Майлз обнял своего друга и поцеловал его в щеку.
— Ты получишь то, что пожелал, — сказал он. — Но в любом звании ты всегда будешь моим настоящим другом.
После этого они рука об руку медленно направились в замок.
В назначенный час Майлз вошел в апартаменты лорда Джорджа, и покровитель предложил ему примерить наряд, соответствующий предстоящей церемонии — в отороченную мехом куртку из зеленого бархата с золотым шитьем, черную бархатную шапку, свернутую в виде тюрбана и украшенную спереди драгоценным камнем, малиновое трико и пару черных бархатных туфель с золотой канвой. Майлз никогда в жизни не надевал такой великолепной одежды, однако почувствовал, что она очень ему к лицу.
— Сэр, — сказал он, оглядев себя сверху до низу, — но ведь я не имею права носить такую одежду.
В те дни существовал закон, известный под названием закона о расходах, который строго регламентировал степень скромности или богатства гардероба в зависимости от общественного положения его владельца.
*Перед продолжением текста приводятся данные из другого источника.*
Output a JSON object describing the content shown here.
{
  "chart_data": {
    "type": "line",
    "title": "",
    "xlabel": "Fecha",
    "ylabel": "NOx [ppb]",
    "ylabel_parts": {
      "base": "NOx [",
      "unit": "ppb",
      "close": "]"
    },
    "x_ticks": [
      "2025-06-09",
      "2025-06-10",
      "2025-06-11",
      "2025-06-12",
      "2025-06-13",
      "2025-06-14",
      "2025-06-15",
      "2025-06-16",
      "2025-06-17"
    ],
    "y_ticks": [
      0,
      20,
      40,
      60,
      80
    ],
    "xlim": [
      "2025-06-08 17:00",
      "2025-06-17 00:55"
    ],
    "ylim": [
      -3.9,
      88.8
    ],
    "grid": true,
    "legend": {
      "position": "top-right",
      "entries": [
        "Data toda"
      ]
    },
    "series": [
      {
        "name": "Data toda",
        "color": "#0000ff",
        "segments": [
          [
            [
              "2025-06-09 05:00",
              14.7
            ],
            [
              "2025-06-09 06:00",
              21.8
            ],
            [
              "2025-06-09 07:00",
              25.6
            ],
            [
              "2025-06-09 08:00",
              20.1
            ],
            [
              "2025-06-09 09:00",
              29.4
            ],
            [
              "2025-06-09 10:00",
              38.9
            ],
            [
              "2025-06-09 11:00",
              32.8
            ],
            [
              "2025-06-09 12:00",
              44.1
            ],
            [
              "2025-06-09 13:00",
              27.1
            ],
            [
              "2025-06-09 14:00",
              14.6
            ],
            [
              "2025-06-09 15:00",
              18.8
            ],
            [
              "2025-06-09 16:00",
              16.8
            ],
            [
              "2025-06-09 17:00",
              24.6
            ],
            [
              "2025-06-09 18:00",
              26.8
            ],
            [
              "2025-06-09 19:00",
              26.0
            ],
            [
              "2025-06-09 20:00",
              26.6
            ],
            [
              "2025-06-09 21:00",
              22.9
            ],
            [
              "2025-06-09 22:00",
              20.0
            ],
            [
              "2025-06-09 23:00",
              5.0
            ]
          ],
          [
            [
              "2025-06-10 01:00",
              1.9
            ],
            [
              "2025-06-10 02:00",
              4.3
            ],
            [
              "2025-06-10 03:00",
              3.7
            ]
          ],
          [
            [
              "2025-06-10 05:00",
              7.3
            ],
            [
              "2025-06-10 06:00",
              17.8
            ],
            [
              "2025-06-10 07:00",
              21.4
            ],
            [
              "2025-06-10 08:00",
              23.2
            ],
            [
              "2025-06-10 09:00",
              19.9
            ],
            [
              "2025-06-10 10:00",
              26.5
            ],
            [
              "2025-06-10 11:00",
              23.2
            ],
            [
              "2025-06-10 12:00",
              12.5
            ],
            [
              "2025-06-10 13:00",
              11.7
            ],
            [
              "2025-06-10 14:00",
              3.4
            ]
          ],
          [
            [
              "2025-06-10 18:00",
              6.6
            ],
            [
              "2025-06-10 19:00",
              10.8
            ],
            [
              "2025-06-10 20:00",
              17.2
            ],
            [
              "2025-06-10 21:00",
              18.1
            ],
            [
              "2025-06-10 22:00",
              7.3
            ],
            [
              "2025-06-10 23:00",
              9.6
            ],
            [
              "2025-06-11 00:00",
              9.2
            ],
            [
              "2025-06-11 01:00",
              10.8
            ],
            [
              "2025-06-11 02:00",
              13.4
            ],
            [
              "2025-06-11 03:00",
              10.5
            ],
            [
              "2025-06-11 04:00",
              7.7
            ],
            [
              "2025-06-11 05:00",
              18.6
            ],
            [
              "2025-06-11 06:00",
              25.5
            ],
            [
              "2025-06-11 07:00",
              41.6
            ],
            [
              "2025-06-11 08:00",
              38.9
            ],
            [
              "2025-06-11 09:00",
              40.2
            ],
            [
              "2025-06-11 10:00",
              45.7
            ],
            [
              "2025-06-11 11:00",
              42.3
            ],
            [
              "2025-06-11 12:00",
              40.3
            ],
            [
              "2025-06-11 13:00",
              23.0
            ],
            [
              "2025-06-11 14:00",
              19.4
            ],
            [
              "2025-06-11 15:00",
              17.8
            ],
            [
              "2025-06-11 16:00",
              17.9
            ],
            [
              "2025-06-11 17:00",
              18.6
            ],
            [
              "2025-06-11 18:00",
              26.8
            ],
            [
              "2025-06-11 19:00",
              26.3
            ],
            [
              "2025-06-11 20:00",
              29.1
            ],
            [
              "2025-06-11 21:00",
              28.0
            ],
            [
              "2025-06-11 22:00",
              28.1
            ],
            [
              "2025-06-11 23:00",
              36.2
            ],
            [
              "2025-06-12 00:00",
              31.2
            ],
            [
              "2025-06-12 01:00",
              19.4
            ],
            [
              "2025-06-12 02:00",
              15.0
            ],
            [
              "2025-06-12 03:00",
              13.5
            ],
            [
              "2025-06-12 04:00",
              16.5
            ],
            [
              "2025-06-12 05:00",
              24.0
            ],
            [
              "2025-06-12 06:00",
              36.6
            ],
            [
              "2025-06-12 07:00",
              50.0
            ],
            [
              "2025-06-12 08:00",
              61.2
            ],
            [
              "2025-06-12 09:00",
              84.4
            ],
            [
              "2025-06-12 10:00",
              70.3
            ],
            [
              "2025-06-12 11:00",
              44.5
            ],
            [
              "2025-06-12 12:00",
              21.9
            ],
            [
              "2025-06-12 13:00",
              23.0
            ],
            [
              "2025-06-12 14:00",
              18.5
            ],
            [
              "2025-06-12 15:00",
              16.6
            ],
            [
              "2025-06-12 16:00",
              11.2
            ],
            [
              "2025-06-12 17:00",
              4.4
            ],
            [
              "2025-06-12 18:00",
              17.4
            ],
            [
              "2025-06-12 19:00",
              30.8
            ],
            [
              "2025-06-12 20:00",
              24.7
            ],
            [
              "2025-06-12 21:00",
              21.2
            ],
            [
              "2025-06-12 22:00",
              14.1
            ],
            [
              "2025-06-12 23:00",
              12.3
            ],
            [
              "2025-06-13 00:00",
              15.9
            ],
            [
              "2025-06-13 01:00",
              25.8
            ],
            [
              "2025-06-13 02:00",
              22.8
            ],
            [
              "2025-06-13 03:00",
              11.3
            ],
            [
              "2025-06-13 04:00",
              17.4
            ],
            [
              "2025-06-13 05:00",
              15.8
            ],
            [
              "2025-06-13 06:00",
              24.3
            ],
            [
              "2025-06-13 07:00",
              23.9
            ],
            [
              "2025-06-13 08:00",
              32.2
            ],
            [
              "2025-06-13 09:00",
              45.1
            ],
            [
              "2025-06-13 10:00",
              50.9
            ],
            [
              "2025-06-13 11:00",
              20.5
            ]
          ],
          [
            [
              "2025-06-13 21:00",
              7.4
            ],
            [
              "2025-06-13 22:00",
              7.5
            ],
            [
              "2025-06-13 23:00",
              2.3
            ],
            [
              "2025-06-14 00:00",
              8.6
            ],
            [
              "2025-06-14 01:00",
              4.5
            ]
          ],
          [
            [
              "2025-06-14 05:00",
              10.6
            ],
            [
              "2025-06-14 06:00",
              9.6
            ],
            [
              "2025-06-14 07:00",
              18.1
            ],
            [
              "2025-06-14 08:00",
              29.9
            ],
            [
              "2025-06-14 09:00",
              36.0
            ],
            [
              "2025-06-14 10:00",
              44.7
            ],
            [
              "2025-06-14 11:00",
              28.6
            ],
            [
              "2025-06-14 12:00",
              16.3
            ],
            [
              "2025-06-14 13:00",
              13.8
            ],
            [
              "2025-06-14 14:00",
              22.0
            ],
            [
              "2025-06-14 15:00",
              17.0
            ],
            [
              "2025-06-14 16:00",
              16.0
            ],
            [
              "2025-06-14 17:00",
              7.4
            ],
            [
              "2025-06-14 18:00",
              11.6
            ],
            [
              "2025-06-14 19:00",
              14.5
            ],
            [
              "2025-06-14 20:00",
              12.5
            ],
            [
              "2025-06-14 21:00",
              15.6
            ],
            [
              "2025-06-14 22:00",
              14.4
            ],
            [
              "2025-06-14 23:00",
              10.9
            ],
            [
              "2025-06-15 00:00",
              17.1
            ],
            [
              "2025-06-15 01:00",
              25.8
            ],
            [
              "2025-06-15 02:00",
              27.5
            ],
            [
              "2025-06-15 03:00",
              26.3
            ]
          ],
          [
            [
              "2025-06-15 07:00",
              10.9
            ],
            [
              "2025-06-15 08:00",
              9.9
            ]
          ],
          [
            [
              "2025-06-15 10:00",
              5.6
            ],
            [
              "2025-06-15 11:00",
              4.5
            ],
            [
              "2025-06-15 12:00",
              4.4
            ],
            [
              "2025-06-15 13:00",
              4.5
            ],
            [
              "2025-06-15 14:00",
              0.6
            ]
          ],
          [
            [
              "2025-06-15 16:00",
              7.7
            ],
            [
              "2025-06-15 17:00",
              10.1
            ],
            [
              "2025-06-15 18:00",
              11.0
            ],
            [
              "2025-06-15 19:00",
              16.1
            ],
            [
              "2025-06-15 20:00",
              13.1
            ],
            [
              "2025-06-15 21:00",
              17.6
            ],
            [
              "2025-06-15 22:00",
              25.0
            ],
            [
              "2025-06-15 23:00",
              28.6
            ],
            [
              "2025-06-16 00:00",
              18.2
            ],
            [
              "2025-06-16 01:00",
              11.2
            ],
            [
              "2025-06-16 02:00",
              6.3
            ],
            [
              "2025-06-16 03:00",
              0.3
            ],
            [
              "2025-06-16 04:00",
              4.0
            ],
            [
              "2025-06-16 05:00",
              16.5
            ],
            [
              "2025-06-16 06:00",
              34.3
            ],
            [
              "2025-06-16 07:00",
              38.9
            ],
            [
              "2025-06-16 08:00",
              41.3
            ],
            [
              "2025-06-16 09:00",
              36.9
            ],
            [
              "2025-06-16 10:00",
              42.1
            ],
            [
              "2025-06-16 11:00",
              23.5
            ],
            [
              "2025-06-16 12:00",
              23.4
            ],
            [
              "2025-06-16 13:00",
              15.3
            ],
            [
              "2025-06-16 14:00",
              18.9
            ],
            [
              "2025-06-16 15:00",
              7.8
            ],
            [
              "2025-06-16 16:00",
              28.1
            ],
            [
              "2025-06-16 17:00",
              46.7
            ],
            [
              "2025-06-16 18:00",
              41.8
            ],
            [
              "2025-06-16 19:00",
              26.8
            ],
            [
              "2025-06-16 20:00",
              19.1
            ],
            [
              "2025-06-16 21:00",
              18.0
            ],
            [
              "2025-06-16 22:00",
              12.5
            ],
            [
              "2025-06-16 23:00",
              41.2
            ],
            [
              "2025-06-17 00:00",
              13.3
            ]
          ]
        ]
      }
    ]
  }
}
Майлз знал, что ему не по чину все это — бархат, малиновые цвета, меховая, золотая или серебряная отделка. Однако столь торжественная церемония, как представление королю, временно отменяет действие закона, как объяснил лорд Джордж. Положив руки на плечи юноше, так и сяк поворачивая его, он добавил:
— Уверяю тебя, Майлз, ты самый сильный и красивый молодой мужчина, которого я когда-либо видел.
— Вы очень добры ко мне, сэр.
Лорд Джордж рассмеялся и потрепал его по плечу.
Было около трех часов, когда маленький Эдмонт де Монтефорт, любимый паж лорда Хауса, пришел с известием, что король направляется в графский сад.
— Идем, Майлз, — сказал лорд Джордж.
И Майлз с замиранием сердца поднялся со скамьи.
При входе в сад стояли на посту два джентльмена, которые приветствовали лорда Джорджа и беспрепятственно пропустили его вместе с его протеже. У самых ворот сэр Джордж на мгновение задержался.
— Майлз, — тихо сказал он, — ты умный и сметливый юноша. Ради своего отца будь сегодня осторожен и осмотрителен. Не называй его имени и не проговорись, что ты его сын.
Любой молодой человек, даже более искушенный в придворной жизни, чем Майлз, вероятно, не избежал бы чувства неловкости и подавленности, какие испытывал старший бакалавр перед свиданием с королем Англии. У Майлза рябило в глазах, когда лорд Джордж подвел его к какой-то фигуре, стоявшей чуть в стороне от хозяина Дельвена и графа де Вермуа. Майлз понял, что предстал перед королем, и у него хватило самообладания церемонно преклонить колени. Он не мог видеть себя со стороны, но его простодушная застенчивость только украшала его. Он не был неловок, его здоровое тренированное тело сообщало движениям подкупающую чуть грубоватую грацию. Кроме того, присутствие столь доброжелательного покровителя, как лорд Джордж, придавало уверенности. Скромность и сила, запечатленные в чертах юного лица, не могли не вызвать симпатии короля. Генрих с искренней приязнью улыбнулся ему и протянул руку для поцелуя. А затем, сжав крепкую смуглую ладонь молодого воина, заставил его подняться.